EXPERIMENT 1 · CHANNEL ABLATION
The model leans on Token 3 more than the others
Zero out one input channel at a time and measure how much the policy distribution shifts (KL divergence). On 600 stratified states with the multi-legal filter — i.e. only states where the network actually has a choice — Token 3's channel comes out at KL ≈ 0.85, more than 2× the next-highest token (T1 at 0.38).
This was a surprise. The four tokens are interchangeable under the rules, so a symmetric encoder shouldn't single one out. The asymmetry is real and points at the input encoding itself — directly motivating V13.5's token-symmetric collapse experiment in the queue above.

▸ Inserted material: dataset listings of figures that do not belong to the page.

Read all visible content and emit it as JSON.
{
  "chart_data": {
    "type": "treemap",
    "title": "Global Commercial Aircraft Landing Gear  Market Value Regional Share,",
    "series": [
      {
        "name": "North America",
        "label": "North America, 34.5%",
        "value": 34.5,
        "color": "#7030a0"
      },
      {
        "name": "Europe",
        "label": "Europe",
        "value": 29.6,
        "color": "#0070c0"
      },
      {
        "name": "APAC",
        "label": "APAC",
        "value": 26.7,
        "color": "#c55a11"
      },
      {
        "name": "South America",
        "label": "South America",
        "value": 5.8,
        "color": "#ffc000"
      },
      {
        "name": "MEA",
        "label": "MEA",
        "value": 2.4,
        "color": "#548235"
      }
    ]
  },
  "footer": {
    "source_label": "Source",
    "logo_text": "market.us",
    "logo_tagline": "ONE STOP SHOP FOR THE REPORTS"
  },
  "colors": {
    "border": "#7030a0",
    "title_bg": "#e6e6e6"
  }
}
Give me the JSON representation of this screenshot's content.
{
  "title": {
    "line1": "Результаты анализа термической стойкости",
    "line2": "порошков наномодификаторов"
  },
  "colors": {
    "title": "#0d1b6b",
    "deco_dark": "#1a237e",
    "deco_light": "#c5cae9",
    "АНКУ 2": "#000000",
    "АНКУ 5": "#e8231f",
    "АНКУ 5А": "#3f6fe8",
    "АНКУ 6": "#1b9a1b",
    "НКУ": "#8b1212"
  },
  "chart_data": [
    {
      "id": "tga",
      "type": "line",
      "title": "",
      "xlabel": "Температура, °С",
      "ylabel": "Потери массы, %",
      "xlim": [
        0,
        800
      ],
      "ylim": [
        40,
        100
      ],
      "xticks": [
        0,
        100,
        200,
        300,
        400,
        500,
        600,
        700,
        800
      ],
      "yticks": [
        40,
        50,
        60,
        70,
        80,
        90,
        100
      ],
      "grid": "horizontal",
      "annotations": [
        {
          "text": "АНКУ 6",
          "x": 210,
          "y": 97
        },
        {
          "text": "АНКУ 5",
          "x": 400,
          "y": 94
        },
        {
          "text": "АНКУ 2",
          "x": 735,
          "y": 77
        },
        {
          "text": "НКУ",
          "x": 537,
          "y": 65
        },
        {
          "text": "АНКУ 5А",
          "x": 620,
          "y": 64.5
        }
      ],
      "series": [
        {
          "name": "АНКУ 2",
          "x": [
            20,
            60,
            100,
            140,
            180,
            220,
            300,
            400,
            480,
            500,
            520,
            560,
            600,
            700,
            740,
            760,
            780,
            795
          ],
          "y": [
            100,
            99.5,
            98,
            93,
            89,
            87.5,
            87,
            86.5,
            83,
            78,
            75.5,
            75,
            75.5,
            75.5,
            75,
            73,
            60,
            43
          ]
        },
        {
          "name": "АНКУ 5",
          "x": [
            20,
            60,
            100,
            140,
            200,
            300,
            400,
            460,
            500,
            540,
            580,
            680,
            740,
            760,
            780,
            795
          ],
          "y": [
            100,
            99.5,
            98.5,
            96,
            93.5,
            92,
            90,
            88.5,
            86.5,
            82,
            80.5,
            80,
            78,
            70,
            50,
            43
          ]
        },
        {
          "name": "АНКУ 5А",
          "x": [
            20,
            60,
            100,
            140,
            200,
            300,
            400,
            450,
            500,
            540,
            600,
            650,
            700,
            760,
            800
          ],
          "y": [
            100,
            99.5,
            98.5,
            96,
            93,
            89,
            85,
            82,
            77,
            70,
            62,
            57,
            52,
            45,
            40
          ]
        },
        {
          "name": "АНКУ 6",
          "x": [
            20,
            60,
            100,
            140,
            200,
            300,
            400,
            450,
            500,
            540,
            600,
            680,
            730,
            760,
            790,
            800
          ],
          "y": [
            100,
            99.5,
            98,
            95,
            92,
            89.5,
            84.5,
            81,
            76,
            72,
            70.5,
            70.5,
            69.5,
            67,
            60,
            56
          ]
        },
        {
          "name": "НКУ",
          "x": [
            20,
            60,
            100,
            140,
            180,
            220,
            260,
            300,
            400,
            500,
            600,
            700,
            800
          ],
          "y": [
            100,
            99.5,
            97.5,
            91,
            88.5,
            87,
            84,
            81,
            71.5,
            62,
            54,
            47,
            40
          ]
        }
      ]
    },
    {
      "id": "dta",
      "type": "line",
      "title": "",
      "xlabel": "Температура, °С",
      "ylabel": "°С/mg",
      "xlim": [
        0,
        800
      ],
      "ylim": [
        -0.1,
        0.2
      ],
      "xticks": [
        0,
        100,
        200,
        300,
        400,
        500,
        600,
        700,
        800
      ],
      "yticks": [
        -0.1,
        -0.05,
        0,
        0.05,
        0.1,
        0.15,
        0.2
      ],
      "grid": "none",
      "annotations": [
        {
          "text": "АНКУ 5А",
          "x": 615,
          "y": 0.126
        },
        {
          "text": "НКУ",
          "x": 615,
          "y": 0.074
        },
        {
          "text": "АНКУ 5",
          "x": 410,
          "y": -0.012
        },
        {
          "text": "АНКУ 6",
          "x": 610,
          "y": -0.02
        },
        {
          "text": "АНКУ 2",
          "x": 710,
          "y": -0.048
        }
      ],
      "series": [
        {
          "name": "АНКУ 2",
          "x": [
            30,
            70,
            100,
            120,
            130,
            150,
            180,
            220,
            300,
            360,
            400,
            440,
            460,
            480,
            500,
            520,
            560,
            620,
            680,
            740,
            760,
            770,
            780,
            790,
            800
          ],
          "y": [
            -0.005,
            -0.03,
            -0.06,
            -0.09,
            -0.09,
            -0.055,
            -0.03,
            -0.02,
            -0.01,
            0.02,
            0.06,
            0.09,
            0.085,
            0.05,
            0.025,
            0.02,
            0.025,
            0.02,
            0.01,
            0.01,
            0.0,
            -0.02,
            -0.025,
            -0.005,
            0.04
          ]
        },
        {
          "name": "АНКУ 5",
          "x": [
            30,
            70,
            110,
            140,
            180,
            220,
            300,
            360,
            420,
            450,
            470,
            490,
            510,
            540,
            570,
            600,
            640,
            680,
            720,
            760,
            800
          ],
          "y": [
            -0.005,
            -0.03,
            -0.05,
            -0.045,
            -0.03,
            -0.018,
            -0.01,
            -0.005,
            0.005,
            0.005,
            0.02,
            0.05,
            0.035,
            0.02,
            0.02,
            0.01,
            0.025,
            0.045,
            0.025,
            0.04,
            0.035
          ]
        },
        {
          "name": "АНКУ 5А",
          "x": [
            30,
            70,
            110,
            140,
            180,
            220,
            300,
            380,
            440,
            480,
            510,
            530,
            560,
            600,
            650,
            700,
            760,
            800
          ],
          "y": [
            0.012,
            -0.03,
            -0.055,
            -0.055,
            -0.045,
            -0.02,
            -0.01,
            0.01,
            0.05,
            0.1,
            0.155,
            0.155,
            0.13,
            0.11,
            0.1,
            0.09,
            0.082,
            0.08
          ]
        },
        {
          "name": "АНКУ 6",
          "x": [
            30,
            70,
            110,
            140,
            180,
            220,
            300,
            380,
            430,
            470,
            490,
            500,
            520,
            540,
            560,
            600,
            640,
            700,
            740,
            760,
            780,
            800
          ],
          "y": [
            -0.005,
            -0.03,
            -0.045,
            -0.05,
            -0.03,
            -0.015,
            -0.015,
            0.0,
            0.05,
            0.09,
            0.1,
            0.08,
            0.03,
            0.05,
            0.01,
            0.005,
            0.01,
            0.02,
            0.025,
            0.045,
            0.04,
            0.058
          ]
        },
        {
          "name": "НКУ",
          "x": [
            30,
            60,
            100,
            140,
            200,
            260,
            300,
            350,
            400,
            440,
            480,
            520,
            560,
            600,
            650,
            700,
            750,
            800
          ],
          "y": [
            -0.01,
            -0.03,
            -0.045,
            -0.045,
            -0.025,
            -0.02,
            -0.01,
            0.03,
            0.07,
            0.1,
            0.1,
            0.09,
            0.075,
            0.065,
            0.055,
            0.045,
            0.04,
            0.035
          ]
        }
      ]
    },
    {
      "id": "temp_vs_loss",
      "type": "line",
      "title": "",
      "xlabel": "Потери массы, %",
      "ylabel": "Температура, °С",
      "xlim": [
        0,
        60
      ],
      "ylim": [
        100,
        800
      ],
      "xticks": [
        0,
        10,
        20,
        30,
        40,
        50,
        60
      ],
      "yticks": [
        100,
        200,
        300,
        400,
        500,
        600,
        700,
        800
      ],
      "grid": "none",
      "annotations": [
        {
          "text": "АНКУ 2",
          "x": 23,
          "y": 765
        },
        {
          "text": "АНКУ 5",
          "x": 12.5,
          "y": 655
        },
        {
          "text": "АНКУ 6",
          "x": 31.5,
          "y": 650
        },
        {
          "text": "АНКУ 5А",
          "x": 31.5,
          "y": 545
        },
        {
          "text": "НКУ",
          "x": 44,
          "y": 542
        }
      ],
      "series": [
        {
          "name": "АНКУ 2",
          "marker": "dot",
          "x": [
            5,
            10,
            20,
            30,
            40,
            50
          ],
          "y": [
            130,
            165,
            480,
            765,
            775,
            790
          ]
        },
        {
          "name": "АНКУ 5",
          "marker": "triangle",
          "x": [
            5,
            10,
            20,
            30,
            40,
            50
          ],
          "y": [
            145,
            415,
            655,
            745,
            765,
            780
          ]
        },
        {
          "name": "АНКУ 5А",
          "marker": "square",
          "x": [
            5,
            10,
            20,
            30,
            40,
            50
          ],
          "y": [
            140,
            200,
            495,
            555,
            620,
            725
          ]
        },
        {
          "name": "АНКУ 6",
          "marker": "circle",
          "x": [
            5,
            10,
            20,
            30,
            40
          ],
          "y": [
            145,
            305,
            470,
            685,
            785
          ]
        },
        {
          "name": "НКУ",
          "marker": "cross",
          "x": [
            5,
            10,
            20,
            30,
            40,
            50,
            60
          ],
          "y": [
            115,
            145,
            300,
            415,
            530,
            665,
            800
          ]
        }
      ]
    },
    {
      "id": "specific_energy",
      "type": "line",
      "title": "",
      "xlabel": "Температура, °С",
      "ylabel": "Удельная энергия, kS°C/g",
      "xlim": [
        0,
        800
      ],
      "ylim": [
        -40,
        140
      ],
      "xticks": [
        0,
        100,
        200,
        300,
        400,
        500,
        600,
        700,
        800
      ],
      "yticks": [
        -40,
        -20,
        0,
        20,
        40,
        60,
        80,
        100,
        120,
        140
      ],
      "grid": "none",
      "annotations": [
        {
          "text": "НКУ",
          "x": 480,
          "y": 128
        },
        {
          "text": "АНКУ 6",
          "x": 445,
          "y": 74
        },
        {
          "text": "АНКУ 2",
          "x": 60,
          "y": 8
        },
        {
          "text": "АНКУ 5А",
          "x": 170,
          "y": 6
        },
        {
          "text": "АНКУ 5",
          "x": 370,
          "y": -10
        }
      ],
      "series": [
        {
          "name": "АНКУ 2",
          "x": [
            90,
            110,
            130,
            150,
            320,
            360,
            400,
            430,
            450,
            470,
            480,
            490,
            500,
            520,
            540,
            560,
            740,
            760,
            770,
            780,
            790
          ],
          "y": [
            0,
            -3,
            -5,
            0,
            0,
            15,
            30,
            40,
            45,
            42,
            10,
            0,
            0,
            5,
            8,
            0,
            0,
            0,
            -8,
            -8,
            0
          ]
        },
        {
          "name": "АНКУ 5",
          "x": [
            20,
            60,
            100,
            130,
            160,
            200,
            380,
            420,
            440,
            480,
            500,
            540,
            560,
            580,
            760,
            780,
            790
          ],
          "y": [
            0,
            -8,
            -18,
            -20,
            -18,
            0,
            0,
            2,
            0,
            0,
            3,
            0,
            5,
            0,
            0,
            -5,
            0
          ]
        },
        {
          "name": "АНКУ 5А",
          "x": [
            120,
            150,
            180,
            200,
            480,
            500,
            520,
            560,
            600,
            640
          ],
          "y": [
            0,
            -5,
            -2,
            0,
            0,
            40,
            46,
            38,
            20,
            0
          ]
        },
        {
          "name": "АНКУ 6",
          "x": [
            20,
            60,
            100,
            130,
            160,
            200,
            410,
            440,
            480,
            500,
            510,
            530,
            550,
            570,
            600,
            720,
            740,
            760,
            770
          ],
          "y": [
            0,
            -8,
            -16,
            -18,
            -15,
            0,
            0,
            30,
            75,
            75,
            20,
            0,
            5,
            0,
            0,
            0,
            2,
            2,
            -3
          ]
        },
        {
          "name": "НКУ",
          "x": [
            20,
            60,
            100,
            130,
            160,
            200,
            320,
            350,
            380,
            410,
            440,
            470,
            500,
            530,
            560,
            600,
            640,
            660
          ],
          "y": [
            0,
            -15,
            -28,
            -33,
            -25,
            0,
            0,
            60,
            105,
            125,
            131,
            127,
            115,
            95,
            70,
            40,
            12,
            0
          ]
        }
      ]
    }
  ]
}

EXPERIMENT 3 · LINEAR PROBES
What concepts the 128-dim feature vector encodes
Train a logistic regression on the network's GAP features to decode hand-labelled concepts. Numbers are balanced accuracy on a held-out test set; baseline is the chance-level for that label distribution.
- Game phase (early / mid / late)79%vs 33% baseline
- Number of tokens out of base75%vs 33%
- Will I win this game?73%vs 51%
- Closest token to home35%vs 38% — not encoded
- Home-stretch token count48%vs 73% — anti-encoded
Strategic context (phase, lead, who's winning) lives clearly in the features. Per-token spatial concepts (which token is closest, how many are nearly home) don't — the network appears to re-derive these from the input each forward pass rather than maintaining them in the residual stream.
EXPERIMENT 2 · DICE SENSITIVITY
It's a reactive lookup, not a planner
Hold the board fixed, sweep the dice channel through 1–6, see how the chosen token shifts. ~78% of states flip the preferred token when the dice value changes — and the JS divergence between roll-1 and roll-6 distributions is large.
The network behaves as f(board, dice) → action, with dice values acting as broadcast modifiers rather than something integrated into a temporal plan. Same pattern across V6, V10, and now V13.2 — annealed PPO didn't change it. Tree-search-style planning would look very different.
EXPERIMENTS 4–5 · CAPACITY USE
Every channel is alive, but few do real work
Layer-knockout (skip individual ResBlocks) and channel-activation (which of the 160 channels actually fire) ran together. Result: 0 globally dead channels at any threshold — every channel produces some activation. But channel-importance is heavily long-tailed: a handful of channels dominate the policy gradient, and the bulk are weakly redundant.
The model isn't wasting parameters in the obvious sense (no dead neurons), but it's also not packing them densely. There's likely room to compress 10× without losing strength — which is partly why V13.5's smaller-input variant matched V13.2 at one-third the parameter count.